E enquanto desfilava
seus passos amargurados rumo ao caixa, ainda sob o olhar de Maurício que agora
também se ocupava em pegar um guardanapo, Heloísa preferiu excluir aquele
momento da mente e concentrar-se, como sempre, no ordinário. Para não sair do
eixo confortável e controlado no qual ela tinha demorado muito pra encontrar,
pra não retomar carências velhas e doídas, pra não chorar. Pegar a carteira, o
dinheiro, pagar a conta... Sequencialmente, apenas o ordinário. E à medida em
que ela ia executando seus movimento robotizadas, já ia calculando lenta e
friamente todos os movimentos que necessitaria para chegar em casa, bem, da
mesma forma como tinha chegado até ali.
- Espero que um dia me deixe
pagar o Martini. – Ele apenas abriu a mão de Heloísa e depositou um guardanapo
amassado em bolinha, e saiu –
Ela pagou a conta, e enquanto
marchava pelo estacionamento se esforçava para respirar sem perder o fôlego,
lembrando-se do motivo pelo qual havia escolhido a carreira militar.
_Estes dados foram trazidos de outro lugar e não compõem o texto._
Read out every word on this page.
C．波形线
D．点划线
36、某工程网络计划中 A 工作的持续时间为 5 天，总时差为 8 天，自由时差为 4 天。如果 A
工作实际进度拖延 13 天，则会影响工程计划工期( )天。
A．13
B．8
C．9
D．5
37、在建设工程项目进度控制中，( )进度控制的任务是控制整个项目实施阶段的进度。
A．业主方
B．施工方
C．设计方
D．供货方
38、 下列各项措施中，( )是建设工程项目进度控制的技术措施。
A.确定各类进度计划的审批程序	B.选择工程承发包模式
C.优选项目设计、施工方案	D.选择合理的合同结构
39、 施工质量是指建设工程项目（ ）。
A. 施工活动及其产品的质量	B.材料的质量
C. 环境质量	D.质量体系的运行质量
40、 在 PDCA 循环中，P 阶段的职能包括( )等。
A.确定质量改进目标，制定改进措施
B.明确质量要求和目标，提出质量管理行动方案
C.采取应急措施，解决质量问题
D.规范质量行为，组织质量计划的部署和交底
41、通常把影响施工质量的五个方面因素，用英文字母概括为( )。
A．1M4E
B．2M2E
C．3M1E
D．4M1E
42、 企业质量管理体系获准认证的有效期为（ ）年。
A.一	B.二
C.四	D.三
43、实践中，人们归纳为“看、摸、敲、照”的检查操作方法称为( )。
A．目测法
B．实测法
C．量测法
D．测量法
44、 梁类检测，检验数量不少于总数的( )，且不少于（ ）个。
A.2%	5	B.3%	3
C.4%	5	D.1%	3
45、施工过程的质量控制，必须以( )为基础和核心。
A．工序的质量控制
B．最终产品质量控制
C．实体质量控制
Disciplina, organização, controle. Ela não perderia o controle... Não depois de
8 anos fingindo tão bem que o passado não a incomodava, uma pessoa não teria o
poder de mudar isso. Se Teresa e Camila que estavam sempre presentes não o
conseguiam, um professor de oitava série que lecionava uma disciplina odiosa não
seria a gota d’água, não mesmo. Ela não permitiria.
Após mais alguns
segundos de passos o bipe da trava do carro a fez despertar do transe, e ao
sentar no banco dianteiro, ela se permitiu respirar aliviada por ter que saído
bem até ali. Ao abrir o papel amassado notou que havia apenas um nome;
Maurício. Um número de celular e um email. Ela precisou gargalhar porque aquele
papel tinha tirado aquela noite do ordinário cotidiano e levado ao extraordinário
em 5 segundos. De que se tratava isso? Ela deu de ombros, amassou novamente o
guardanapo, ligou o carro e ao encaminhar sua Pajero preta rumo à saída do
estacionamento, arremessou o papel o mais forte e longe que seu braço esquerdo
fosse capaz de fazer.
Aquela era uma noite memorável, porque pela
primeira vez ela observou o sistema e não se deixou pressionar, porque ela não
desonraria todas as demais garotas que estão “fora do estilo” só porque agora
ela tinha um sorriso lindo, uma calça 38 e a pele sem espinhas. Porque ela
jamais se deixaria envolver por quem só a quisesse corpo. Ela era mais, era
alma... Era uma alma um tanto amargurada sim, mas era mais do que um copo de
Martini e recordações baratas de bêbado pudessem custear.